Super-computers are ideal for analyzing big data. Using these computers to perform calculations on data sets that are generally not manageable by regular computers could advance technology and industries in ways that were not previously thought about. The U.S. government, through NASA, has been analyzing the data captured from telescopes to evaluate different areas of the universe. This is scary to some people because they feel the government could use the computers to analyze privacy issues and to spy on people. It will take a visionary in the computer industry to truly utilize the processing power of these computers. As visionaries, we need people to think about capabilities beyond how computers are currently being used and consider how these devices could be used in the future. This is a challenge because most of the industry is extending or adapting the current technology to perform new tasks, not thinking outside the box on what could be possible with the speeds of modern supercomputers.

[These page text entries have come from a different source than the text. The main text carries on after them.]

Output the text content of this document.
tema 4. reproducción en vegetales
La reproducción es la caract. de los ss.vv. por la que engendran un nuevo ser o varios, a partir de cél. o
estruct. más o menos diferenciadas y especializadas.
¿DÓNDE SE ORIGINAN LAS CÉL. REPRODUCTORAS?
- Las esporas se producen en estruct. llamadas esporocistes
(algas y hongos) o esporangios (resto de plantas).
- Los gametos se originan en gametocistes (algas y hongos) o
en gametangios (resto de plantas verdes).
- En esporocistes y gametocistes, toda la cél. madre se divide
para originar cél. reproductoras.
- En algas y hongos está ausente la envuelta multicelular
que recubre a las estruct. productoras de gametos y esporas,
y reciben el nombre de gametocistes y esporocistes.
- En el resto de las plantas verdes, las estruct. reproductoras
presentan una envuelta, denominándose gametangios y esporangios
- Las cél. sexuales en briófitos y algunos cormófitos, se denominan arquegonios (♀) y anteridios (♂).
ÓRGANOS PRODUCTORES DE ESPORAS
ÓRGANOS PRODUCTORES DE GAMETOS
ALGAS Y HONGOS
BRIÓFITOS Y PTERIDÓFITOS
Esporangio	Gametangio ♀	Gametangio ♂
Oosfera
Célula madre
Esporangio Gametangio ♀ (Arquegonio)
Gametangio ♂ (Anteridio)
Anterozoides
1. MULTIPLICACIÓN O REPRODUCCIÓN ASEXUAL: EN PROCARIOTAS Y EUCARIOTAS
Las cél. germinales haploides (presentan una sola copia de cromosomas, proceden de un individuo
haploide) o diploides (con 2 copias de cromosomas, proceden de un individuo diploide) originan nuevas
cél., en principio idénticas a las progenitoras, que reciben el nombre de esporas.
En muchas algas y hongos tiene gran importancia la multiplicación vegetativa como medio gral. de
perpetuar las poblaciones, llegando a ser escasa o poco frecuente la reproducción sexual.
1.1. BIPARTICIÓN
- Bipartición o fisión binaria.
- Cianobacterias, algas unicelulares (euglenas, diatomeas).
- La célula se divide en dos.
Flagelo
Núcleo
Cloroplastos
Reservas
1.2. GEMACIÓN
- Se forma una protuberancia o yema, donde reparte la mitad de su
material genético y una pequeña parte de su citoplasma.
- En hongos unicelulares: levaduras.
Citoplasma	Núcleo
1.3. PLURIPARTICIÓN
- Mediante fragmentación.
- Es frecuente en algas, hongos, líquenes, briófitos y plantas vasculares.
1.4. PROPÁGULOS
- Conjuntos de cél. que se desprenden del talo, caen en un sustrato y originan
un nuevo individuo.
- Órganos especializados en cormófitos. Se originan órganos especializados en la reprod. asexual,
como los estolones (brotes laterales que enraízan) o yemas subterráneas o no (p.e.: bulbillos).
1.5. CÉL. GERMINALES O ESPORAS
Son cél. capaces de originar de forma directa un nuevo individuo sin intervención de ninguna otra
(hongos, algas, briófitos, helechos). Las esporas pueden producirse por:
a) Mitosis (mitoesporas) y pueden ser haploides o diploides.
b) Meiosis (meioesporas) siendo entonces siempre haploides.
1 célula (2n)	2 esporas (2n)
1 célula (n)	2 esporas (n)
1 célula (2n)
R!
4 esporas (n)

Supersociety Autonomous Super-Systems Platform Quality Challenges

The challenges of autonomous super-systems platforms combine all the previous difficulties and significant complications. Since we have not seen a truly autonomous platform that combines robotics and supercomputers, we are left to think about what-ifs. What can we expect from a system that can think for itself, regulate itself, fix any issues that might arise, and do it faster than humanly comprehendible? Our only hope as a society is the concept that Dell introduced: the Responsible Computing Framework. The ethical implications are endless if we have autonomous super-systems. However, if these systems are built with the proper series of checks and balances and the technology used to develop the systems is constantly tested for flaws, our only concern is the human factor of implementation. At some point in time, humans will create autonomous super-systems. We can only hope that they are of the highest ethical standards and that introducing these systems is socially acceptable. Suppose individuals adhere to the Responsible Computing Framework and always consider an information security policy when implementing the systems. In that case, we can only hope that the systems will do their needed jobs and do them with the highest ethical standards.